2022 sera plus difficile que 2021 pour nombre de consommateurs africains
Entre le marteau et l’enclume, les États choisissent, plus que jamais, de favoriser les derniers au détriment des premiers pour éviter tout nouveau mouvement de type Printemps arabe. Ce qui conduit le secteur privé, souligne le patron du Gicam Célestin Tawamba, par ailleurs à la tête de Cadyst Invest, conglomérat actif dans l’agroalimentaire et l’industrie pharmaceutique, à « procéder à des ajustements de survie face au silence des pouvoirs publics ou à l’insuffisance des mesures prises ».
In fine
, cette crise met en lumière de façon éclatante l’impasse de l’économie politique sur les prix alimentaires. Car, « si le prix de la farine a doublé, comment maintenir au même niveau celui de la baguette ? », interroge Ollo Sib, résumant la position intenable dans laquelle se trouve la majorité des gouvernements. Certains, comme les autorités maliennes, sont largement critiqués pour leur réaction contre-productive : la fermeture des frontières et l’interdiction des exportations de produits agricoles, en renforçant les contrôles officiels et officieux des marchandises, ont tendance à augmenter le coût du transport et donc le prix final sur le marché national.

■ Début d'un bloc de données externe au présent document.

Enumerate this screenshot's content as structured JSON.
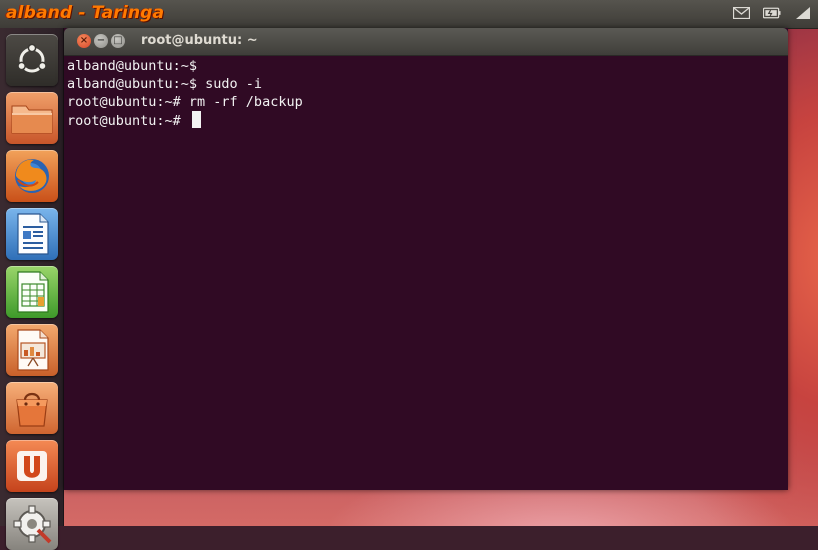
{
  "top_panel": {
    "brand": "alband - Taringa",
    "indicators": [
      "mail-icon",
      "battery-icon",
      "network-icon"
    ]
  },
  "launcher": {
    "items": [
      {
        "name": "dash-button",
        "icon": "ubuntu-logo-icon"
      },
      {
        "name": "files-launcher",
        "icon": "folder-icon"
      },
      {
        "name": "firefox-launcher",
        "icon": "firefox-icon"
      },
      {
        "name": "writer-launcher",
        "icon": "libreoffice-writer-icon"
      },
      {
        "name": "calc-launcher",
        "icon": "libreoffice-calc-icon"
      },
      {
        "name": "impress-launcher",
        "icon": "libreoffice-impress-icon"
      },
      {
        "name": "software-center-launcher",
        "icon": "shopping-bag-icon"
      },
      {
        "name": "ubuntu-one-launcher",
        "icon": "ubuntu-one-icon"
      },
      {
        "name": "system-settings-launcher",
        "icon": "gear-icon"
      }
    ]
  },
  "window": {
    "title": "root@ubuntu: ~",
    "close_glyph": "×",
    "min_glyph": "−",
    "max_glyph": "□"
  },
  "terminal": {
    "lines": [
      "alband@ubuntu:~$",
      "alband@ubuntu:~$ sudo -i",
      "root@ubuntu:~# rm -rf /backup",
      "root@ubuntu:~# "
    ]
  },
  "colors": {
    "terminal_bg": "#300a24",
    "terminal_fg": "#f2f2f2",
    "brand": "#ff7a00"
  }
}
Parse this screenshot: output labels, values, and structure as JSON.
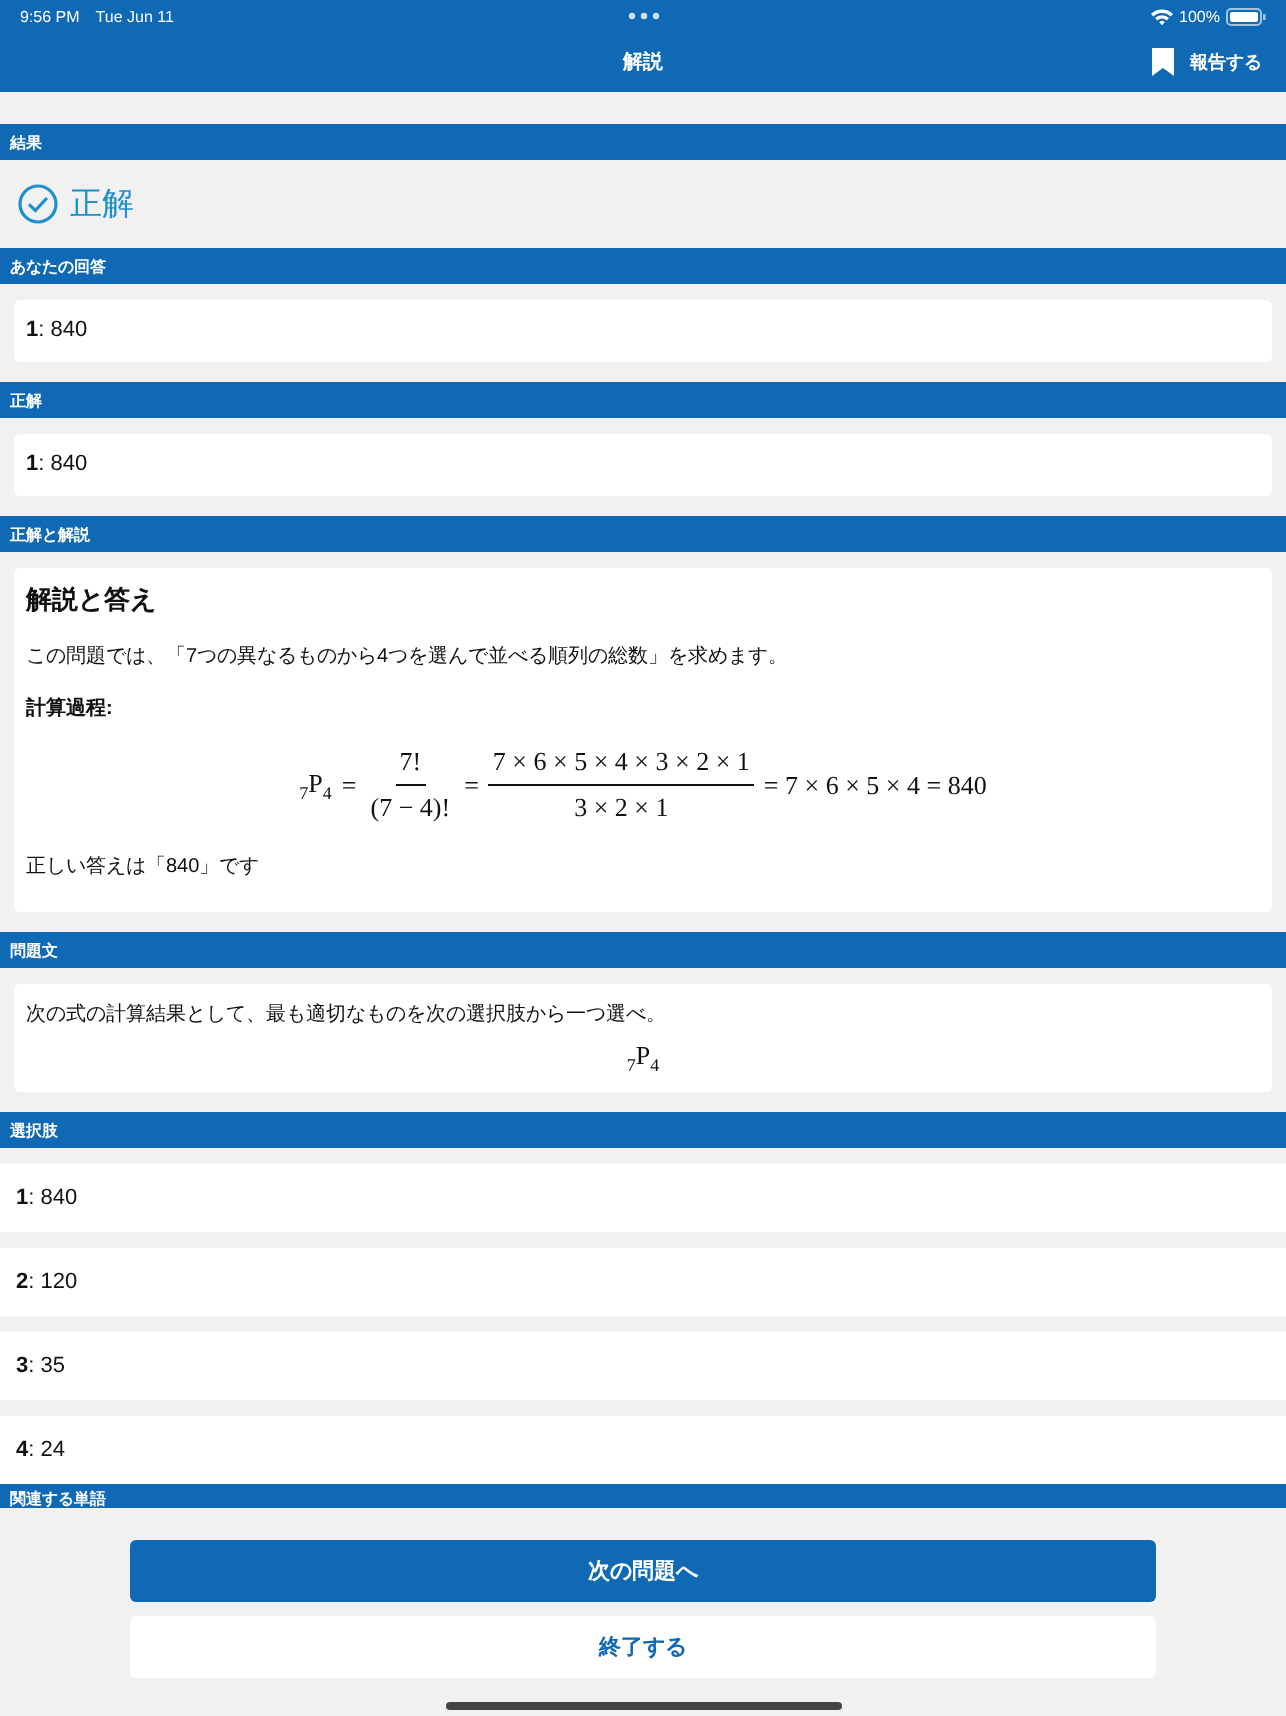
{
  "status_bar": {
    "time": "9:56 PM",
    "date": "Tue Jun 11",
    "battery": "100%"
  },
  "nav": {
    "title": "解説",
    "report_button": "報告する"
  },
  "sections": [
    {
      "kind": "result",
      "header": "結果",
      "result": "正解"
    },
    {
      "kind": "answer",
      "header": "あなたの回答",
      "text": "**1**: 840"
    },
    {
      "kind": "answer",
      "header": "正解",
      "text": "**1**: 840"
    },
    {
      "kind": "explanation",
      "header": "正解と解説",
      "title": "解説と答え",
      "intro": "この問題では、「7つの異なるものから4つを選んで並べる順列の総数」を求めます。",
      "subheading": "計算過程:",
      "formula": [
        {
          "kind": "perm",
          "pre": "7",
          "letter": "P",
          "sub": "4"
        },
        {
          "kind": "op",
          "text": "="
        },
        {
          "kind": "frac",
          "num": "7!",
          "den": "(7 − 4)!"
        },
        {
          "kind": "op",
          "text": "="
        },
        {
          "kind": "frac",
          "num": "7 × 6 × 5 × 4 × 3 × 2 × 1",
          "den": "3 × 2 × 1"
        },
        {
          "kind": "op",
          "text": "= 7 × 6 × 5 × 4 = 840"
        }
      ],
      "conclusion": "正しい答えは「840」です"
    },
    {
      "kind": "question",
      "header": "問題文",
      "text": "次の式の計算結果として、最も適切なものを次の選択肢から一つ選べ。",
      "formula": [
        {
          "kind": "perm",
          "pre": "7",
          "letter": "P",
          "sub": "4"
        }
      ]
    },
    {
      "kind": "choices",
      "header": "選択肢",
      "choices": [
        "**1**: 840",
        "**2**: 120",
        "**3**: 35",
        "**4**: 24"
      ]
    },
    {
      "kind": "clipped",
      "header": "関連する単語"
    }
  ],
  "buttons": {
    "next": "次の問題へ",
    "finish": "終了する"
  }
}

« Ailleurs, les États ont généralement réduit les taxes à l’importation et/ou diminué la TVA sur les produits agricoles, des mesures qui fonctionnent à court terme mais ne jouent que sur environ 10 % du prix final, expose l’analyste Pierre Ricau. C’est la seule cartouche dont ils disposent. Donc, pour ceux qui l’ont déjà utilisée, que feront-ils à l’approche de la prochaine soudure ? » Cela fait dire à l’économiste de Citi David Cowan que, après une reprise de la croissance en 2021 à un niveau plus élevé que celui anticipé par le Fonds monétaire international (FMI) et la Banque mondiale, le rythme devrait être plus poussif cette année. « Autrement dit, reprend-il, 2022 sera plus difficile que 2021 pour nombre de consommateurs africains. » Et cela d’autant plus dans un contexte de guerre entre la Russie et l’Urkaine, synonyme de difficultés d’approvisionnement en blé pour nombre de pays africains.